🤖 AI Summary
Existing reward models struggle to reliably evaluate LLMs’ tool-calling capabilities due to overreliance on natural language outputs rather than executable outcomes. Method: We propose a task-outcome-based reward modeling framework: (1) introducing FC-RewardBench—the first benchmark explicitly designed for tool-call evaluation; (2) synthesizing high-quality, commercially licensable training data using open-source LLMs; (3) designing a reward-guided data filtering mechanism; and (4) performing supervised fine-tuning across model scales (1.7B–14B). Crucially, our approach replaces linguistic output supervision with actual tool execution results as the primary reward signal.

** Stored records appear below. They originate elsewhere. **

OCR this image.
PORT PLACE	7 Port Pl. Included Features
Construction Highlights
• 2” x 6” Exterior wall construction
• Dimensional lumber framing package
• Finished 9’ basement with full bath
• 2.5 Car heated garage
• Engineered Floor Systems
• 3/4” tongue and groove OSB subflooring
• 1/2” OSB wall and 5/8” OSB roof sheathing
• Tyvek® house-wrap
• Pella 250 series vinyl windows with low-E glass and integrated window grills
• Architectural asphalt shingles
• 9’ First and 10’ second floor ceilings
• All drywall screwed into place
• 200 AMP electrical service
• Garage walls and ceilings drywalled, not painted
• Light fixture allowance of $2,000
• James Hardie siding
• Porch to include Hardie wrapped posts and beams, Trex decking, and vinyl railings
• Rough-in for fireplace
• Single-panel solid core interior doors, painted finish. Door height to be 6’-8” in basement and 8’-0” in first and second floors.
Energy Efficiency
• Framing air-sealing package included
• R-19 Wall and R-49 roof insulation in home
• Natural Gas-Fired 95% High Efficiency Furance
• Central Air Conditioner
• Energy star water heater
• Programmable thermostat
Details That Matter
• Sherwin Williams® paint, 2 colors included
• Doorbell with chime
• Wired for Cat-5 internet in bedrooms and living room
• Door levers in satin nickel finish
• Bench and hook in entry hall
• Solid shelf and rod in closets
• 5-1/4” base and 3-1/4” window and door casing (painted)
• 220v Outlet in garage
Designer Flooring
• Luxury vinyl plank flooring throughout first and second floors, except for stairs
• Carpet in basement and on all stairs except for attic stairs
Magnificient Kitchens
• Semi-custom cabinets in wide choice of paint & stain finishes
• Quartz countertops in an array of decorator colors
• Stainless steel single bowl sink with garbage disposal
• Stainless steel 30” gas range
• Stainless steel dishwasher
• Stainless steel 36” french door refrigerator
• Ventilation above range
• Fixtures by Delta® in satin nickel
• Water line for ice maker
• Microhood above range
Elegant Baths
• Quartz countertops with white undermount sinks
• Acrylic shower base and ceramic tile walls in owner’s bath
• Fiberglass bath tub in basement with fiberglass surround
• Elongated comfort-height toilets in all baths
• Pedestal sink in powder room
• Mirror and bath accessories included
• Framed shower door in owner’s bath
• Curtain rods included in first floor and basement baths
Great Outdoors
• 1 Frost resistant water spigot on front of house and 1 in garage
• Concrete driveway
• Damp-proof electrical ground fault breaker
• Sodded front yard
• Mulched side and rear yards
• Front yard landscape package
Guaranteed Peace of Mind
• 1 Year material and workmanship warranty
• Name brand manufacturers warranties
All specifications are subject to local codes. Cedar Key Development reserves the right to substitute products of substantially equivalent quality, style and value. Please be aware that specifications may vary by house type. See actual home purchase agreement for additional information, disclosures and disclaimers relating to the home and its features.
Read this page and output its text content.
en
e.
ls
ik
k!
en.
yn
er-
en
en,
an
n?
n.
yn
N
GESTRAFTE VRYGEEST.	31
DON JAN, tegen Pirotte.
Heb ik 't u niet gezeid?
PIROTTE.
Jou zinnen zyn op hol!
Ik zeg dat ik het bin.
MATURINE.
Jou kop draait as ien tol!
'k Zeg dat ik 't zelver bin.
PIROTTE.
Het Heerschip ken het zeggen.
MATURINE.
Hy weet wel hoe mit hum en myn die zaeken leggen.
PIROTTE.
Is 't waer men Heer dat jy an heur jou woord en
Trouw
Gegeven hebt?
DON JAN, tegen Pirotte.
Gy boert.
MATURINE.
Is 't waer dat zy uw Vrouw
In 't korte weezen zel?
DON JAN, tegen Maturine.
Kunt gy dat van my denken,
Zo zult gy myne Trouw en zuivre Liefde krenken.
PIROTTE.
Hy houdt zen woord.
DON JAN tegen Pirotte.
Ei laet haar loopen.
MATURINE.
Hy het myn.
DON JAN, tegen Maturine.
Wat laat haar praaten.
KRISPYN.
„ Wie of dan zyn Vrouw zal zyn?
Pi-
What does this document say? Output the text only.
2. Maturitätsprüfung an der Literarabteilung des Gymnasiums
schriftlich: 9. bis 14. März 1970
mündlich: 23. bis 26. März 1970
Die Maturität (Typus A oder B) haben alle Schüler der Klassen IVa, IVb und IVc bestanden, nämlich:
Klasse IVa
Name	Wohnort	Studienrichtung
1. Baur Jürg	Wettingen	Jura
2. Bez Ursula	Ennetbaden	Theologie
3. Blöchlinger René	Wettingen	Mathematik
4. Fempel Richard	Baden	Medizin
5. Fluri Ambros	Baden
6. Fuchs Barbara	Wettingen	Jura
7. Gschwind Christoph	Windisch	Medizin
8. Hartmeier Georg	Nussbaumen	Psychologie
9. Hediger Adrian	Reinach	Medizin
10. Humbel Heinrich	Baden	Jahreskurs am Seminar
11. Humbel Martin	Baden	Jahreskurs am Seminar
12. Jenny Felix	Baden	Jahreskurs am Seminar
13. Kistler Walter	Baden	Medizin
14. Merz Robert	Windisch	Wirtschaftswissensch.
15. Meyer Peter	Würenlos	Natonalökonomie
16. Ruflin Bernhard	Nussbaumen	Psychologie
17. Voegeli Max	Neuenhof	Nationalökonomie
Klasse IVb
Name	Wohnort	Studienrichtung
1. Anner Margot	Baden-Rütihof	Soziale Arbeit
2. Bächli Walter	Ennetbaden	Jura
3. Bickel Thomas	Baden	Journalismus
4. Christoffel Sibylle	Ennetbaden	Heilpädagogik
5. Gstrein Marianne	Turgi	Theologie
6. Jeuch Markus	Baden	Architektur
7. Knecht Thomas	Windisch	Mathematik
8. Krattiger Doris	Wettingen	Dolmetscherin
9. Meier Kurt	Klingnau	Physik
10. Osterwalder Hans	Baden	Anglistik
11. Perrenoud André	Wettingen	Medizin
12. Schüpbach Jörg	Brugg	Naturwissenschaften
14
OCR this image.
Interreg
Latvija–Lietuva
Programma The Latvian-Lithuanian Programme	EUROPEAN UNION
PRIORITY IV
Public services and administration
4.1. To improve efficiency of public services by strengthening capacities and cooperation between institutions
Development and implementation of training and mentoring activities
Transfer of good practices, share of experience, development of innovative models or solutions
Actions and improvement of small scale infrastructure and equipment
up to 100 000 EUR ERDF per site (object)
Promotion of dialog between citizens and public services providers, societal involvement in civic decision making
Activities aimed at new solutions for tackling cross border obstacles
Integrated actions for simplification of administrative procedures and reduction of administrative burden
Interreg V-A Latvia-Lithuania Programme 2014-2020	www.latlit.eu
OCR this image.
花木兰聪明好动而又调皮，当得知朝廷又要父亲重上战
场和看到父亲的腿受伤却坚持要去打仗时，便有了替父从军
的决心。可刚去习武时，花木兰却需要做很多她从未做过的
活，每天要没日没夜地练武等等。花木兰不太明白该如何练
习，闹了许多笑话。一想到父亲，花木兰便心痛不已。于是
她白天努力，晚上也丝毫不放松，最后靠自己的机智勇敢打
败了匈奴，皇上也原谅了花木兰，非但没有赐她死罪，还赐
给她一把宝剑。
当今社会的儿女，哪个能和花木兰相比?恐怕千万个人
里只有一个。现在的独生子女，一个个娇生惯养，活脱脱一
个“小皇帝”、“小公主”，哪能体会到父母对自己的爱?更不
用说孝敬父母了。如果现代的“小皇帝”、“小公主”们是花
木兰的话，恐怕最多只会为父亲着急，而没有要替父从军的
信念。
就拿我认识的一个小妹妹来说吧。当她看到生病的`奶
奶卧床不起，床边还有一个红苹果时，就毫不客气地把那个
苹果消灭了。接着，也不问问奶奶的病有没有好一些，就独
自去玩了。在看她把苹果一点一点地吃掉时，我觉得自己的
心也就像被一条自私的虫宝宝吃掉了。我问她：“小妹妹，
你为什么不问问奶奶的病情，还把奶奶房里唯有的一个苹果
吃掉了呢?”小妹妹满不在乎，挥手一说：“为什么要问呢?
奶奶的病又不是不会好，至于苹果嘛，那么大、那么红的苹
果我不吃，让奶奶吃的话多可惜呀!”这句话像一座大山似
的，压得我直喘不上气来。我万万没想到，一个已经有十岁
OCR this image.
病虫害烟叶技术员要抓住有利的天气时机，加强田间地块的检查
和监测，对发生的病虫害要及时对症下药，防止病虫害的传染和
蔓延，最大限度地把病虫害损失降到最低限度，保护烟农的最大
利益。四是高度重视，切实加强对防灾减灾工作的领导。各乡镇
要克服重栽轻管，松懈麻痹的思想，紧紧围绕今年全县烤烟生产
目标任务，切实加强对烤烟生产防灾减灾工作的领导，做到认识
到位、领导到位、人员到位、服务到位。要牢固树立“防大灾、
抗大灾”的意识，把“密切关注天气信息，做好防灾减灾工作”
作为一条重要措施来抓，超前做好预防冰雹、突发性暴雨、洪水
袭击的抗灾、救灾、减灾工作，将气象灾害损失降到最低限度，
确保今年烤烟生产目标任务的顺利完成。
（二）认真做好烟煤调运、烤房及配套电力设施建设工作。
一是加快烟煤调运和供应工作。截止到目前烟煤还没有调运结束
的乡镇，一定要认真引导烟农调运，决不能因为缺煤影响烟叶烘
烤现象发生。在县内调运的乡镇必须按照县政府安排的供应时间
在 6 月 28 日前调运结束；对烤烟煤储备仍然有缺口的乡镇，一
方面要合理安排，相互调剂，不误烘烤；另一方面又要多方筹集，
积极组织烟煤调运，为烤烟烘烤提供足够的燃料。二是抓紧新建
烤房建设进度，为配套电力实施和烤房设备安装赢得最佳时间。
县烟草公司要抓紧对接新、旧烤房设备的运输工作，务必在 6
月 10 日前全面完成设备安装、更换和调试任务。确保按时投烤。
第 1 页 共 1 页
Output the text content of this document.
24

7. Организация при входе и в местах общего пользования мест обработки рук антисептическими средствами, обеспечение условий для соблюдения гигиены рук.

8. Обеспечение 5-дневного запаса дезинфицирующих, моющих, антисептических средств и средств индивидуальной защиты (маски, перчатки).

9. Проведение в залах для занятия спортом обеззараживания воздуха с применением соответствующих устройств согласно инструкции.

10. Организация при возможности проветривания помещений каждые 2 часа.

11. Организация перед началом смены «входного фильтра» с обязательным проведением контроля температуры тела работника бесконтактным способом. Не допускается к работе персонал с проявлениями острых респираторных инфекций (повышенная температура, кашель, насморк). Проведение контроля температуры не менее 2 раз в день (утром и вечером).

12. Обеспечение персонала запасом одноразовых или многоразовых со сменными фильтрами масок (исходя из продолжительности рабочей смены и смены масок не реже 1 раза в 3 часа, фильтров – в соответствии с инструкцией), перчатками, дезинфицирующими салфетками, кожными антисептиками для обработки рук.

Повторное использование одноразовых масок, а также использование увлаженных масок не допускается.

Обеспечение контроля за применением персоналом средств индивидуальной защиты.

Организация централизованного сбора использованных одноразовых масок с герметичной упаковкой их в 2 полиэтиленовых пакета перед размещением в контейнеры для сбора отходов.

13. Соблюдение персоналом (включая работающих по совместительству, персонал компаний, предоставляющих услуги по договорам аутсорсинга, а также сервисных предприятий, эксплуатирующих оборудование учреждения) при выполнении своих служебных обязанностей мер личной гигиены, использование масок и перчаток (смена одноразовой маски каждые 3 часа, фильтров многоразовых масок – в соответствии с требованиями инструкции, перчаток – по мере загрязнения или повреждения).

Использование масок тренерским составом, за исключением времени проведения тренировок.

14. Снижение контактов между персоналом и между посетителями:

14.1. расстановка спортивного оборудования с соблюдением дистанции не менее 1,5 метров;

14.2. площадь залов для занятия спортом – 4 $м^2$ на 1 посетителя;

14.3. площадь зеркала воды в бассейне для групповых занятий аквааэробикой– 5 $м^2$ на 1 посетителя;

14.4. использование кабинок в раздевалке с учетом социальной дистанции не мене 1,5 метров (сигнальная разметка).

Contribution/Results: Our method significantly improves cross-domain generalization, outperforming general-purpose baselines by 25% on average across seven diverse benchmarks. It enables efficient data curation and lightweight model adaptation, establishing a novel, trustworthy paradigm for evaluating tool-augmented LLMs.
📝 Abstract
As large language models (LLMs) increasingly interact with external tools, reward modeling for tool use has become a critical yet underexplored area. Existing reward models, trained primarily on natural language outputs, struggle to evaluate tool-based reasoning and execution. To quantify this gap, we introduce FC-RewardBench, the first benchmark designed to systematically assess reward models' performance in tool-calling scenarios. Our analysis shows that current reward models often miss key signals of effective tool use, highlighting the need for domain-specific modeling. To address this, we propose a training framework for outcome-based reward models using data synthesized from permissively licensed, open-weight LLMs. We train models ranging from 1.7B to 14B parameters and evaluate them across seven out-of-domain benchmarks. These models consistently outperform general-purpose baselines, achieving up to 25% average improvement in downstream task performance and enabling data-efficient fine-tuning through reward-guided filtering.